After exploring, in festival favorite “Cinema Komunisto” (2010), how the leaders of Yugoslavia used movies to create a national identity, Belgrade-born documentary maker Mila Turajlić mixes the personal and the political to engrossing effect in “The Other Side of Everything,” a combination family memoir and subjective look at the history of Serbia in the late 20th and early 21st centuries. Turajlić’s guide to the country’s governance after the death of Tito up to the present day is her mother, Srbijanka Turajlić, a renowned pro-democracy activist and former Belgrade University professor. After further fest action, “Everything” will find a natural home in broadcast, where its home-movie vibe will suit the small screen.
For the filmmaker, divided spaces provide a way to understand the country’s politics; she uses the apartment in which both she and her mother grew up to illustrate this conceit. During the Kingdom of Serbs, Croats and Slovenes, her great-grandfather settled his family into a roughly 2,600-square-foot space on the second floor of a building in a Central Belgrade neighborhood that was also home to the Ministry of Defense, the Supreme Court and foreign embassies.
During Tito’s regime, when Srbijanka was still an infant, the communists divided their apartment into homes for several other families too. Srbijanka grew up in the newly reduced space, always conscious of locked-off rooms where one could hear the new tenants and smell their cooking. Hers was an anti-Communist, pro-Democratic, pro-Yugoslavia household, and her parents were under surveillance by Tito’s secret police. Friends that came to visit were told to ring three times since the police were known to ring only once. Small spy holes in each of the entrance doors made a clicking sound as they opened and closed, so Srbijanka and Mila always knew when they were being observed by the other tenants.

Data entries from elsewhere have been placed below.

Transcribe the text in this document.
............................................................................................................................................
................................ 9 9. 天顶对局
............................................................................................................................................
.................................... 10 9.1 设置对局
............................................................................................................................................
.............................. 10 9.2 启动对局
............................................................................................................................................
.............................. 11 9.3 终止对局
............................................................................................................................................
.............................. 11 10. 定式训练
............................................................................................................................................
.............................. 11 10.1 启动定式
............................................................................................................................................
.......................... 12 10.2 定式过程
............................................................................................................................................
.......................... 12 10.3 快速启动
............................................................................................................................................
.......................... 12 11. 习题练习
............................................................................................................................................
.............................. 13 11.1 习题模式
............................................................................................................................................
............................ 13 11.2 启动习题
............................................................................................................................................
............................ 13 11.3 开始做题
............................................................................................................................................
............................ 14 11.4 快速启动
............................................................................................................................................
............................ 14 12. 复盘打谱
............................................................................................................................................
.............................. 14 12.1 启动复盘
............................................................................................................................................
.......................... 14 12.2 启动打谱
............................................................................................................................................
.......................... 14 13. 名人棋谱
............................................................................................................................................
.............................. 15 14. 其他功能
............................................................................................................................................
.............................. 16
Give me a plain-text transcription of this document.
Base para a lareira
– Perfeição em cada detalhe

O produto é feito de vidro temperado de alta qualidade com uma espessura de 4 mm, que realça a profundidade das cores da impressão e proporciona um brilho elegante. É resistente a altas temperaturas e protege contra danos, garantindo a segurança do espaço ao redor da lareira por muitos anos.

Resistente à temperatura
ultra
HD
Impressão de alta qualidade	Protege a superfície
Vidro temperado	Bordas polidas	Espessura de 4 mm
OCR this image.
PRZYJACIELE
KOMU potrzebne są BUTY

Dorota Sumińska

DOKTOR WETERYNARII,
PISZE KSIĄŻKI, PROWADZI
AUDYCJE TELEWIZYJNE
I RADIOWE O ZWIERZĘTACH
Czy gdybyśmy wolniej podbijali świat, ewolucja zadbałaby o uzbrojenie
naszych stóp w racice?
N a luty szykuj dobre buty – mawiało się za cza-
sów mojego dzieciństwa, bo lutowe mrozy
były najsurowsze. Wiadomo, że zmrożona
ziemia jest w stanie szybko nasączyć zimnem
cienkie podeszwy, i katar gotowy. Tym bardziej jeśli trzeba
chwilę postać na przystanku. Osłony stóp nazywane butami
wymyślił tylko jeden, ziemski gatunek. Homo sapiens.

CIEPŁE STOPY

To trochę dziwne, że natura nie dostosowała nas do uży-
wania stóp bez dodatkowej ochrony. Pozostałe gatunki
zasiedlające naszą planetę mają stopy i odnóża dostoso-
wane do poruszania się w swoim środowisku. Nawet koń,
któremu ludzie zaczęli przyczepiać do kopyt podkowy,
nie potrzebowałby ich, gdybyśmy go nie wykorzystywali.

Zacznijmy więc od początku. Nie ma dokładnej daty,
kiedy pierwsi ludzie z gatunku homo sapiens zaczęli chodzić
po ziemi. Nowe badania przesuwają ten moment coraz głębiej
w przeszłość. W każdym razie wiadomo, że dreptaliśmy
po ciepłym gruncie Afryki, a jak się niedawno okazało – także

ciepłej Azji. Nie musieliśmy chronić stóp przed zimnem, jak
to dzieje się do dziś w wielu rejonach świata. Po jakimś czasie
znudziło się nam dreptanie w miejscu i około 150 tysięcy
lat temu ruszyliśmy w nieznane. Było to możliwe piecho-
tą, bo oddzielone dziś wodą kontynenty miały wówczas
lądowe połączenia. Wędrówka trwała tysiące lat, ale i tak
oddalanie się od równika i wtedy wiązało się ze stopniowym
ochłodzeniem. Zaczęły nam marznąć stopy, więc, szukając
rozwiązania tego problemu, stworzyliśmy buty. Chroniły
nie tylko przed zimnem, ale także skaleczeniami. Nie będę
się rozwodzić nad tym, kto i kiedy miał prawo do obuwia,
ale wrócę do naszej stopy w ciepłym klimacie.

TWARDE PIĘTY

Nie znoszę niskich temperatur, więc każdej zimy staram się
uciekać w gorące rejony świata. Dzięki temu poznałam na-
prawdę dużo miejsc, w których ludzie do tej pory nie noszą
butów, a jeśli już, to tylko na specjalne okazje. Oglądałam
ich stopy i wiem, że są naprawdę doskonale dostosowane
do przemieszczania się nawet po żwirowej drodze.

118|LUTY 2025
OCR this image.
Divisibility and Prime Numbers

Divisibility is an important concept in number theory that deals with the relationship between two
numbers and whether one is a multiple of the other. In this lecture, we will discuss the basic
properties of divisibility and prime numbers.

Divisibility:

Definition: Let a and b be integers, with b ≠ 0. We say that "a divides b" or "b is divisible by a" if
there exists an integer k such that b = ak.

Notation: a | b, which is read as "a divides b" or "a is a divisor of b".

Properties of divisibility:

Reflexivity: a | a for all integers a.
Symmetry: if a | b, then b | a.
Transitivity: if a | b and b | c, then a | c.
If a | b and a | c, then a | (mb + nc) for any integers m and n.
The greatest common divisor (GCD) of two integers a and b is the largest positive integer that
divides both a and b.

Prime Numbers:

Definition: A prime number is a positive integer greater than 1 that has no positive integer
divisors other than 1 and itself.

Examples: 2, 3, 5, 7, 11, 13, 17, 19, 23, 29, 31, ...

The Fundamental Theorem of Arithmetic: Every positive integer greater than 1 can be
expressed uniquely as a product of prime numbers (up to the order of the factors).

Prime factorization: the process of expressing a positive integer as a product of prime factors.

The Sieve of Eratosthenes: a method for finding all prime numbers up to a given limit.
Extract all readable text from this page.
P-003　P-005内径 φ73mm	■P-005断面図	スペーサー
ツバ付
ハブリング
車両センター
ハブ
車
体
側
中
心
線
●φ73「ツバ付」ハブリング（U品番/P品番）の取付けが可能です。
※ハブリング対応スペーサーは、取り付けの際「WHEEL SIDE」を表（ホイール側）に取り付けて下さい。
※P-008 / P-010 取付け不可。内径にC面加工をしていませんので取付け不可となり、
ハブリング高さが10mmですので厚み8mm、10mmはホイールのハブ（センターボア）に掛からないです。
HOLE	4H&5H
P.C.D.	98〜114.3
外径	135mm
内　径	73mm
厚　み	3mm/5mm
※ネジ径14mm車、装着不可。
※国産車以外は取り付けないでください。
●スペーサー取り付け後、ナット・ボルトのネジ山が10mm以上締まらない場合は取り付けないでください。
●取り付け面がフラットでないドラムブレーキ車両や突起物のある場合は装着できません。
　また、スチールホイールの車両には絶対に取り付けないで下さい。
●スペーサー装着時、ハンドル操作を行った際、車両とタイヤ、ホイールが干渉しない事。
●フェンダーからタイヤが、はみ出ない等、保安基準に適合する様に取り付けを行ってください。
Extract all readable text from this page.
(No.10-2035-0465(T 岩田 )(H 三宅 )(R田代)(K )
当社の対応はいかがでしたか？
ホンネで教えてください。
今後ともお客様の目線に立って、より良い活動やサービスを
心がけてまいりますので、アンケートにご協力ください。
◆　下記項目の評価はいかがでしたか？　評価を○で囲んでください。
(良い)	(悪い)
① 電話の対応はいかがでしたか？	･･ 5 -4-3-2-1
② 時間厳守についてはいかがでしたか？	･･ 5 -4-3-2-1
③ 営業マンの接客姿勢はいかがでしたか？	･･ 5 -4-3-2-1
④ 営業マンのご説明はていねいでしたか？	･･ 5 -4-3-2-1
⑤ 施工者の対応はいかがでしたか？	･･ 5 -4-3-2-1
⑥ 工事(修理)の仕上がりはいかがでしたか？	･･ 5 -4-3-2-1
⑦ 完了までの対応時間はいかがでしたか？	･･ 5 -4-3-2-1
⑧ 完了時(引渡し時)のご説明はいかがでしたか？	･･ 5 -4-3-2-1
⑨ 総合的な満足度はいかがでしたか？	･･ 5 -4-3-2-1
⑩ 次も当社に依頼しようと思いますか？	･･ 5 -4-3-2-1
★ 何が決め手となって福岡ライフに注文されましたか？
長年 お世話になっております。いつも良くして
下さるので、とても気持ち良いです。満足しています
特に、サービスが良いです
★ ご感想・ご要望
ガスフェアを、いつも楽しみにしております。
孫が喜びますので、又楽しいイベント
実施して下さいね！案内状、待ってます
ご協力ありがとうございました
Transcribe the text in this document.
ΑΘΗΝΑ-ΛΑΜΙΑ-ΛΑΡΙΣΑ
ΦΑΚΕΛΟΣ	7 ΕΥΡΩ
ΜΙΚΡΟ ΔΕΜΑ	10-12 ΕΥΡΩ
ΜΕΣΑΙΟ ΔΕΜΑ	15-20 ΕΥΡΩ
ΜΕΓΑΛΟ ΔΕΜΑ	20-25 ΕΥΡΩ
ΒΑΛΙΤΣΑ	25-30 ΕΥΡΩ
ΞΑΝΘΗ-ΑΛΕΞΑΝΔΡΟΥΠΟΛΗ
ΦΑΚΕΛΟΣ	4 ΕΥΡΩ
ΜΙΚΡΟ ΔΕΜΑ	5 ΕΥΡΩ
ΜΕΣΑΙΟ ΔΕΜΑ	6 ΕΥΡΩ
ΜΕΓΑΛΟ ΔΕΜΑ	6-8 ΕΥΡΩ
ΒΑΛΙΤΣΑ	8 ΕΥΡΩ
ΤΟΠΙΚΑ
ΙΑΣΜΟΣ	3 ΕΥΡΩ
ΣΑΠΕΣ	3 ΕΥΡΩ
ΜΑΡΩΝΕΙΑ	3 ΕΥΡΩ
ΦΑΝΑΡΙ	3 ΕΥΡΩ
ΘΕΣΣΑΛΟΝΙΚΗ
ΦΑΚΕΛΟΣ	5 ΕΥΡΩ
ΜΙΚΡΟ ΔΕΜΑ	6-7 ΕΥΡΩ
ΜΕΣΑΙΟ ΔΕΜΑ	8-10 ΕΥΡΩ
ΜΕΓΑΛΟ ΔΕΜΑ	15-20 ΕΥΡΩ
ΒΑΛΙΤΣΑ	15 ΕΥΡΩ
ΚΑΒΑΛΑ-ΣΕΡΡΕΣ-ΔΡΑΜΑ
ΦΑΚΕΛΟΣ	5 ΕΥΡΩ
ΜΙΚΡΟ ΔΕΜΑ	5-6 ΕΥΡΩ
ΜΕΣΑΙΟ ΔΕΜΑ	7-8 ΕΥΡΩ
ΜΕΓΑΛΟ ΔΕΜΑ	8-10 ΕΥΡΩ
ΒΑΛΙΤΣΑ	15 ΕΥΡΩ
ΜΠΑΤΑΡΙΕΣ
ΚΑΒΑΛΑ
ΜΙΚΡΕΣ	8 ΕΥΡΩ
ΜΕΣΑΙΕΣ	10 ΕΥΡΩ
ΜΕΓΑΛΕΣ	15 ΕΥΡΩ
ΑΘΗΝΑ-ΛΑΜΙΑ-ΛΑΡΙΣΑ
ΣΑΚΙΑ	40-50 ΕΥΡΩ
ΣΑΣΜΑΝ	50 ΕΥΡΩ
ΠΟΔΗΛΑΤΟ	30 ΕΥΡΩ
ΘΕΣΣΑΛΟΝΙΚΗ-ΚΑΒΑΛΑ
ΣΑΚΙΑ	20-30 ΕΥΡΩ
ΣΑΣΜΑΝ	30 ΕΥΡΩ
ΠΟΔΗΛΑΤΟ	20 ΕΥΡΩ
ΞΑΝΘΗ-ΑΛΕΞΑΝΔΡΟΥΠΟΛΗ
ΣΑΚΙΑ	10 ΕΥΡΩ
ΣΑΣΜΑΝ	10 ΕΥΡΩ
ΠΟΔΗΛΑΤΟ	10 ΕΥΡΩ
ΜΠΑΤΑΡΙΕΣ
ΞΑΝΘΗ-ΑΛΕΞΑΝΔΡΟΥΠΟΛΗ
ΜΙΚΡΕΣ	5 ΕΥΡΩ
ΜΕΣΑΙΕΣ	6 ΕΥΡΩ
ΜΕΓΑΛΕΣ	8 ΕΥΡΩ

Srbijanka’s parents were lawyers, but they discouraged their forthright daughter (who traveled to Paris in 1968 to join the student protests) from pursuing their profession, since she would have to join the Communist Party. Instead, Srbijanka studied electrical engineering, married a professor of applied mathematics and became a professor at the University of Belgrade. This put her at the center of events in the 1990s, as the university was where the resistance against Slobodan Milošević, then president of Serbia and Montenegro, started. As Mila grew up, the family home was the gathering place for intellectual discussions, activist meetings and often just a refuge from the madness taking place outside.
Using archival photos and footage as well as commentary from Srbijanka, Mila shows her mother as forthrightly outspoken during the war, openly criticizing the nationalist frenzy that took over Serbia. Srbijanka was part of Otpor!, a peaceful civic protest group against Milošević that mutated into a political watchdog organization, monitoring the activities of the post-Milošević ruling parties. Otpor! eventually merged into the Democratic Party, and Srbijanka even served as a junior minister in the first democratic government.
In both archival footage and as she talks to friends and to her daughters (Mila’s older sister Nina, a professor in the University of Belgrade department of Information Systems, is seen compiling complicated statistics in advance of an upcoming election), it’s clear that Srbijanka is a powerful orator with a strong moral code and fervent personal convictions. When Mila asks why she never wanted to leave the country like so many other intellectuals, Srbijanka replies that she felt it was her duty to help make her country better. Certainly, she never ran scared. She proudly wore her Otpor! T-shirt to rallies even when the police were beating supporters of the group. And she refused to be intimidated when she was dubbed a treasonous Serb-hater by the new nationalists. Mila’s film honors Srbijanka’s legacy of activism and brings her spirit of honor and responsibility to a new generation and a wider audience.